Photo by Christina Tullo
Kaitlyn's Komets took on the Junior Nets at Hackensack Middle School.
Kaitlyn Willard has the face of a prom queen yet she has no problem or objection to rolling with the boys. The teen-aged heartthrob from Havertown, Pa., was in Hackensack last Saturday strutting her stuff and showing everyone that she can hold her own.
Willard, in fact, is one of several females mixed alongside a basketball roster laden with other teen-aged boys. The girls break down all stereotypes that exist, especially those that suggest a female can’t match up equally to a male.
But on this team, on this court, all stereotypes are extinguished, particularly the ones that suggest someone cannot overcome a disadvantage.
To Willard and her friends on the Junior Nets basketball team, they’ve been conquering labels all their lives. The biggest of those is one that implies that each of them is incapable of doing anything as physical as moving up and down a court for a game of hoops.
But that’s where the United Spinal Association and Hackensack Middle School come into play. The association last week stopped at HMS for the third annual Junior Nets Wheelchair Basketball Tournament, of which Willard was one of the competitors.
Each player filling a roster spot is strapped into a wheelchair for one of several reasons.

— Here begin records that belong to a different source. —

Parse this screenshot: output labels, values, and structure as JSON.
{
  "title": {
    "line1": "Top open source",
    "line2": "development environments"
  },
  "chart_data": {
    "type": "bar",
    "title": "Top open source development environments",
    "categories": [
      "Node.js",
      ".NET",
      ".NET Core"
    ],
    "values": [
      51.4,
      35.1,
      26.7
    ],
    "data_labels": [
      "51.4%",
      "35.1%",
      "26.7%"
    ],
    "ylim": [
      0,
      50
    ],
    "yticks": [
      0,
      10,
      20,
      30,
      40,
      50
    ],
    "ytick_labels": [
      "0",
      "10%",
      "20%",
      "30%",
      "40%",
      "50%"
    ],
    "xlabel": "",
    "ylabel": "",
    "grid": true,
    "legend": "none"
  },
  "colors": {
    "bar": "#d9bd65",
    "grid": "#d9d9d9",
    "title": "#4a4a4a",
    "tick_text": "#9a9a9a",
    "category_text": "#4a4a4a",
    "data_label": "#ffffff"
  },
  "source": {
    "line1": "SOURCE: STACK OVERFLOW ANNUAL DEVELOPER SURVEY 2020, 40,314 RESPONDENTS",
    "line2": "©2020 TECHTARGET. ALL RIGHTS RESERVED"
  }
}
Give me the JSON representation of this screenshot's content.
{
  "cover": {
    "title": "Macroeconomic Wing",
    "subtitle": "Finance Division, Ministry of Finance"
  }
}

According to the National Wheelchair Basketball Association, each player in the league suffers from a severe leg disability or paralysis of the lower portion of the body. They are grouped into three classifications based on the nature of their disability.
The chairs all meet playing regulations – all seats must be no more than 21-inches from the floor, for example. Official rules state that the chair is considered part of the player and can cause infractions such as charging or blocking. If part of a wheel is out of bounds, the player is also considered that, as well.
In the first game of last week’s tournament, the Long Island Lightning’s Warner Quiroga demonstrated the physical nature of the wheelchair basketball game. Banging and slamming his wheelchair against opponents’ chairs, Quiroga on four different occasions in the first half against the Junior Nets hit the deck, body, chair and all.
To an onlooker, watching a player and wheelchair tilt and slam to the hardwood court is grimacing. And it’s just as difficult watching as the fallen athlete tries to erect himself back to his or her wheels.
But it’s all part of the physical portion of the game, the players insist. The game clock or the action doesn’t stop when a player and chair are upended – the player is corrected during the next dead ball.
Though some rules are modified to accommodate wheelchairs, the game is played with the same passion and heart that’s found on the professional, college and even high school courts.
The action even entices fan reaction – applause, cheers and even the occasional mocking. Some spectators, albeit family members, chanted “Air ball!” when Long Island’s Isiah Moore’s free throw attempt failed to make contact with the rim.
Last weekend’s tournament was the second United Spinal Association basketball tournament that Hackensack Middle School has hosted in recent months. HMS hosted the 13th Annual Al Youkamin Wheelchair Basketball Tournament last fall. That tournament was held in memory of Youkamin, a former River Edge and Hillsdale resident who spearheaded the development of wheelchair sports.
Youkamin died in August at the age of 82.